Understanding how multiple extrinsic (density-independent) factors and intrinsic (density-dependent) mechanisms influence population dynamics has become increasingly urgent in the face of rapidly changing climates. It is particularly unclear how multiple extrinsic factors with contrasting effects among seasons are related to declines in population numbers and changes in mean body size and whether there is a strong role for density-dependence. The primary goal of this study was to identify the roles of seasonal variation in climate driven environmental direct effects (mean stream flow and temperature) versus density-dependence on population size and mean body size in eastern brook trout (Salvelinus fontinalis). We use data from a 10-year capture-mark-recapture study of eastern brook trout in four streams in Western Massachusetts, USA to parameterize a discrete-time population projection model.
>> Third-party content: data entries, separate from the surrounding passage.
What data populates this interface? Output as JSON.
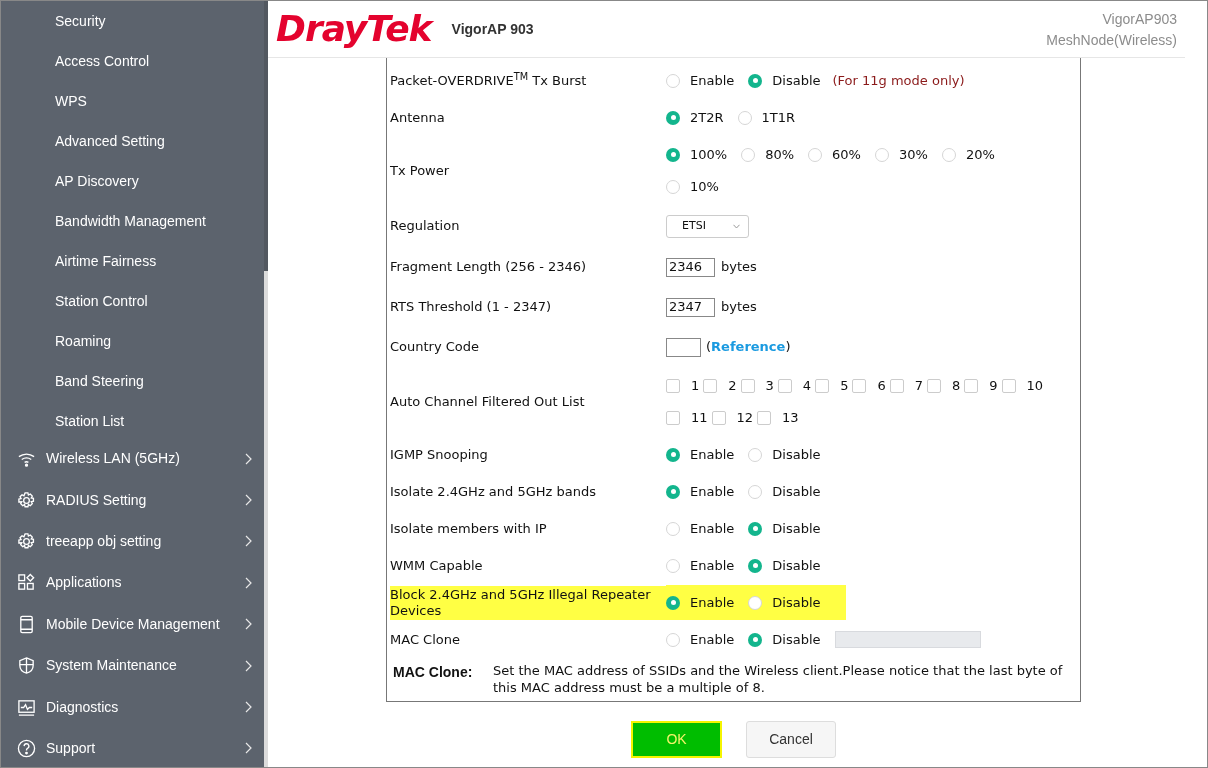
{
  "sidebar": {
    "sub_items": [
      "Security",
      "Access Control",
      "WPS",
      "Advanced Setting",
      "AP Discovery",
      "Bandwidth Management",
      "Airtime Fairness",
      "Station Control",
      "Roaming",
      "Band Steering",
      "Station List"
    ],
    "menu": [
      {
        "label": "Wireless LAN (5GHz)",
        "kind": "wifi"
      },
      {
        "label": "RADIUS Setting",
        "kind": "gear"
      },
      {
        "label": "treeapp obj setting",
        "kind": "gear"
      },
      {
        "label": "Applications",
        "kind": "apps"
      },
      {
        "label": "Mobile Device Management",
        "kind": "mobile"
      },
      {
        "label": "System Maintenance",
        "kind": "shield"
      },
      {
        "label": "Diagnostics",
        "kind": "monitor"
      },
      {
        "label": "Support",
        "kind": "help"
      }
    ]
  },
  "header": {
    "logo": "DrayTek",
    "model": "VigorAP 903",
    "device_name": "VigorAP903",
    "mode": "MeshNode(Wireless)"
  },
  "settings": [
    {
      "kind": "radio",
      "label": "Packet-OVERDRIVE$^{TM}$ Tx Burst",
      "options": [
        {
          "label": "Enable",
          "selected": false
        },
        {
          "label": "Disable",
          "selected": true
        }
      ],
      "note": "(For 11g mode only)"
    },
    {
      "kind": "radio",
      "label": "Antenna",
      "options": [
        {
          "label": "2T2R",
          "selected": true
        },
        {
          "label": "1T1R",
          "selected": false
        }
      ]
    },
    {
      "kind": "radio",
      "label": "Tx Power",
      "options": [
        {
          "label": "100%",
          "selected": true
        },
        {
          "label": "80%",
          "selected": false
        },
        {
          "label": "60%",
          "selected": false
        },
        {
          "label": "30%",
          "selected": false
        },
        {
          "label": "20%",
          "selected": false
        },
        {
          "label": "10%",
          "selected": false
        }
      ]
    },
    {
      "kind": "select",
      "label": "Regulation",
      "value": "ETSI"
    },
    {
      "kind": "input",
      "label": "Fragment Length (256 - 2346)",
      "value": "2346",
      "unit": "bytes"
    },
    {
      "kind": "input",
      "label": "RTS Threshold (1 - 2347)",
      "value": "2347",
      "unit": "bytes"
    },
    {
      "kind": "link",
      "label": "Country Code",
      "link": "(**Reference**)"
    },
    {
      "kind": "checkboxes",
      "label": "Auto Channel Filtered Out List",
      "options": [
        {
          "label": "1",
          "checked": false
        },
        {
          "label": "2",
          "checked": false
        },
        {
          "label": "3",
          "checked": false
        },
        {
          "label": "4",
          "checked": false
        },
        {
          "label": "5",
          "checked": false
        },
        {
          "label": "6",
          "checked": false
        },
        {
          "label": "7",
          "checked": false
        },
        {
          "label": "8",
          "checked": false
        },
        {
          "label": "9",
          "checked": false
        },
        {
          "label": "10",
          "checked": false
        },
        {
          "label": "11",
          "checked": false
        },
        {
          "label": "12",
          "checked": false
        },
        {
          "label": "13",
          "checked": false
        }
      ]
    },
    {
      "kind": "radio",
      "label": "IGMP Snooping",
      "options": [
        {
          "label": "Enable",
          "selected": true
        },
        {
          "label": "Disable",
          "selected": false
        }
      ]
    },
    {
      "kind": "radio",
      "label": "Isolate 2.4GHz and 5GHz bands",
      "options": [
        {
          "label": "Enable",
          "selected": true
        },
        {
          "label": "Disable",
          "selected": false
        }
      ]
    },
    {
      "kind": "radio",
      "label": "Isolate members with IP",
      "options": [
        {
          "label": "Enable",
          "selected": false
        },
        {
          "label": "Disable",
          "selected": true
        }
      ]
    },
    {
      "kind": "radio",
      "label": "WMM Capable",
      "options": [
        {
          "label": "Enable",
          "selected": false
        },
        {
          "label": "Disable",
          "selected": true
        }
      ]
    },
    {
      "kind": "radio",
      "label": "Block 2.4GHz and 5GHz Illegal Repeater Devices",
      "highlighted": true,
      "options": [
        {
          "label": "Enable",
          "selected": true
        },
        {
          "label": "Disable",
          "selected": false
        }
      ]
    },
    {
      "kind": "radio",
      "label": "MAC Clone",
      "options": [
        {
          "label": "Enable",
          "selected": false
        },
        {
          "label": "Disable",
          "selected": true
        }
      ],
      "field": {
        "disabled": true
      }
    }
  ],
  "help": {
    "term": "MAC Clone:",
    "text": "Set the MAC address of SSIDs and the Wireless client.Please notice that the last byte of this MAC address must be a multiple of 8."
  },
  "buttons": [
    {
      "label": "OK",
      "kind": "primary"
    },
    {
      "label": "Cancel",
      "kind": "secondary"
    }
  ]
}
The model integrates matrix modeling techniques used to characterize discrete population structures (age, habitat type and season) with integral projection models (IPMs) that characterize demographic rates as continuous functions of organismal traits (in this case body size). Using both stochastic and deterministic analyses we show that decreases in population size are due to changes in stream flow and temperature and that these changes are larger than what can be compensated for through density-dependent responses. We also show that the declines are due mostly to increasing mean stream temperatures decreasing the survival of the youngest age class. In contrast, increases in mean body size over the same period are the result of indirect changes in density with a lesser direct role of climate-driven environmental change.
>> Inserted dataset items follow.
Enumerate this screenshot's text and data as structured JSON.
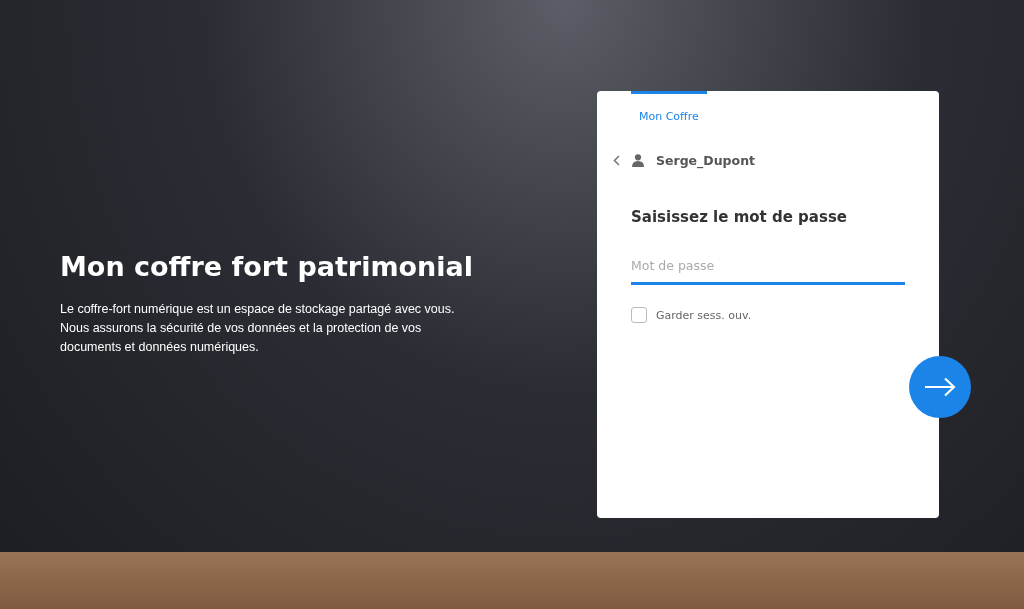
{
  "hero": {
    "title": "Mon coffre fort patrimonial",
    "description": "Le coffre-fort numérique est un espace de stockage partagé avec vous.\nNous assurons la sécurité de vos données et la protection de vos\ndocuments et données numériques."
  },
  "login_card": {
    "tabs": [
      {
        "label": "Mon Coffre",
        "selected": true
      }
    ],
    "user": {
      "name": "Serge_Dupont"
    },
    "heading": "Saisissez le mot de passe",
    "password": {
      "placeholder": "Mot de passe"
    },
    "remember": {
      "label": "Garder sess. ouv.",
      "checked": false
    }
  }
}
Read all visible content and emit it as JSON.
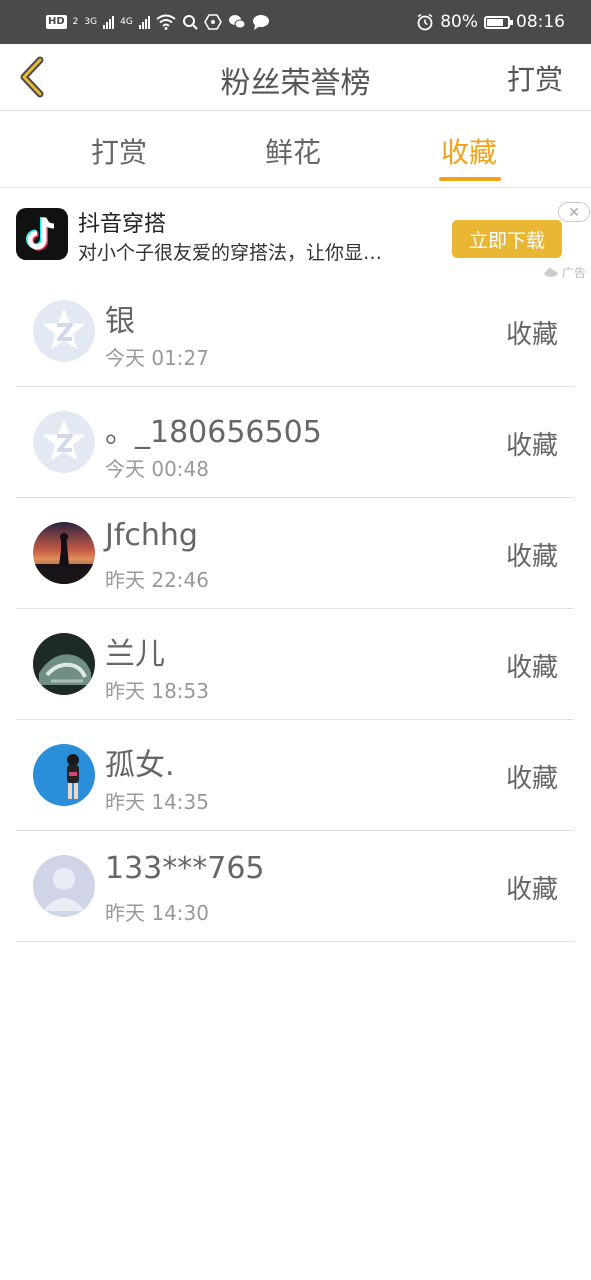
{
  "statusbar": {
    "hd": "HD",
    "hd_sub": "2",
    "net1": "3G",
    "net2": "4G",
    "battery_text": "80%",
    "battery_level": 0.8,
    "time": "08:16",
    "icons": [
      "wifi-icon",
      "search-icon",
      "hexagon-icon",
      "wechat-icon",
      "chat-bubble-icon",
      "alarm-icon",
      "battery-icon"
    ]
  },
  "header": {
    "title": "粉丝荣誉榜",
    "action": "打赏",
    "accent": "#f0a21a"
  },
  "tabs": [
    {
      "label": "打赏",
      "active": false
    },
    {
      "label": "鲜花",
      "active": false
    },
    {
      "label": "收藏",
      "active": true
    }
  ],
  "ad": {
    "app_name": "抖音穿搭",
    "description": "对小个子很友爱的穿搭法，让你显…",
    "button": "立即下载",
    "close": "✕",
    "label": "广告",
    "button_color": "#eab735"
  },
  "fans": [
    {
      "name": "银",
      "time": "今天 01:27",
      "action": "收藏",
      "avatar": "default-q-avatar"
    },
    {
      "name": "。_180656505",
      "time": "今天 00:48",
      "action": "收藏",
      "avatar": "default-q-avatar"
    },
    {
      "name": "Jfchhg",
      "time": "昨天 22:46",
      "action": "收藏",
      "avatar": "sunset-photo-avatar"
    },
    {
      "name": "兰儿",
      "time": "昨天 18:53",
      "action": "收藏",
      "avatar": "dark-photo-avatar"
    },
    {
      "name": "孤女.",
      "time": "昨天 14:35",
      "action": "收藏",
      "avatar": "blue-girl-avatar"
    },
    {
      "name": "133***765",
      "time": "昨天 14:30",
      "action": "收藏",
      "avatar": "default-person-avatar"
    }
  ]
}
Letcher, B. H., P. Schueller, R. D. Bassar, K. H. Nislow, J. A. Coombs, K. Sakrejda, M. Morrissey, D. Sigourney, A. Whiteley, M. O'Donnell, and T. Dubreuil. 2015. Robust estimates of seasonal environmental effects on population vital rates: an integrated capture-recapture model of brook trout growth, survival and movement in a stream network. Journal of Animal Ecology 84.
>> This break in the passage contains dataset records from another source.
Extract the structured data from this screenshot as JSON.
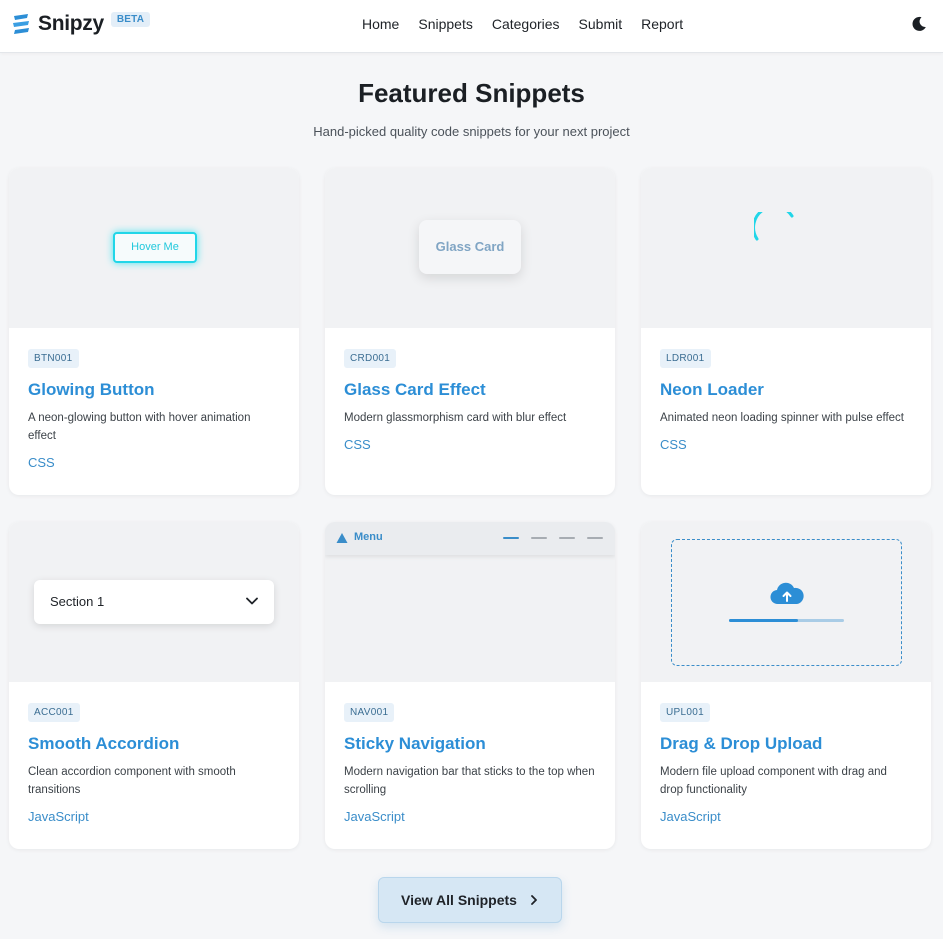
{
  "brand": {
    "name": "Snipzy",
    "badge": "BETA"
  },
  "nav": {
    "items": [
      "Home",
      "Snippets",
      "Categories",
      "Submit",
      "Report"
    ]
  },
  "header": {
    "title": "Featured Snippets",
    "subtitle": "Hand-picked quality code snippets for your next project"
  },
  "cards": [
    {
      "code": "BTN001",
      "title": "Glowing Button",
      "description": "A neon-glowing button with hover animation effect",
      "tag": "CSS",
      "preview_text": "Hover Me"
    },
    {
      "code": "CRD001",
      "title": "Glass Card Effect",
      "description": "Modern glassmorphism card with blur effect",
      "tag": "CSS",
      "preview_text": "Glass Card"
    },
    {
      "code": "LDR001",
      "title": "Neon Loader",
      "description": "Animated neon loading spinner with pulse effect",
      "tag": "CSS"
    },
    {
      "code": "ACC001",
      "title": "Smooth Accordion",
      "description": "Clean accordion component with smooth transitions",
      "tag": "JavaScript",
      "preview_text": "Section 1"
    },
    {
      "code": "NAV001",
      "title": "Sticky Navigation",
      "description": "Modern navigation bar that sticks to the top when scrolling",
      "tag": "JavaScript",
      "preview_text": "Menu"
    },
    {
      "code": "UPL001",
      "title": "Drag & Drop Upload",
      "description": "Modern file upload component with drag and drop functionality",
      "tag": "JavaScript",
      "upload_progress": 0.6
    }
  ],
  "view_all": {
    "label": "View All Snippets"
  },
  "colors": {
    "accent": "#2c8ed6",
    "neon": "#21d6e8",
    "background": "#f5f6f8"
  },
  "icons": {
    "theme": "moon-icon",
    "view_all": "chevron-right-icon",
    "accordion": "chevron-down-icon",
    "upload": "cloud-upload-icon"
  }
}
We developed and applied an integrated capture-recapture state-space model to estimate the effects of two key environmental drivers (stream flow and temperature) on demographic rates (body growth, movement, and survival) using a long-term (11 years), high resolution (individually tagged, sampled seasonally) dataset of brook trout (Salvelinus fontinalis) from four sites in a stream network. Our integrated model provides an effective context in which to estimate environmental driver effects because it takes full advantage of data by estimating (latent) state values for missing observations and because it accounts for the major demographic rates and interactions that contribute to annual survival. We found that stream flow and temperature had strong effects on brook trout demography. Some effects on survival, such as reduction in survival associated with low stream flow and high temperature during the summer season, were consistent across sites and age-classes, and concordant with previous studies and basic natural history considerations, suggesting that they may already serve robust assessment measures of vulnerability to environmental change. Other survival effects varied across ages, sites, and seasons, indicating that flow and temperature may not be the primary drivers of survival in those cases. Flow and temperature also affected growth rates, but growth responses varied dramatically between ages and very little among sites. Finally, we found that tributary and mainstem sites responded differently to variation in flow and temperature. These observations, combined with our ability to estimate the occurrence, magnitude and direction of movement between these habitat types, indicated that heterogeneity in response may provide a mechanism providing potential resilience to environmental change. Long term, high resolution population data combined with effective models provide valuable information for establishing relationships between environmental drivers and population responses. Given that the challenges we faced in our study are likely to be common to many of these intensive datasets, our modeling approach could be widely applicable and useful.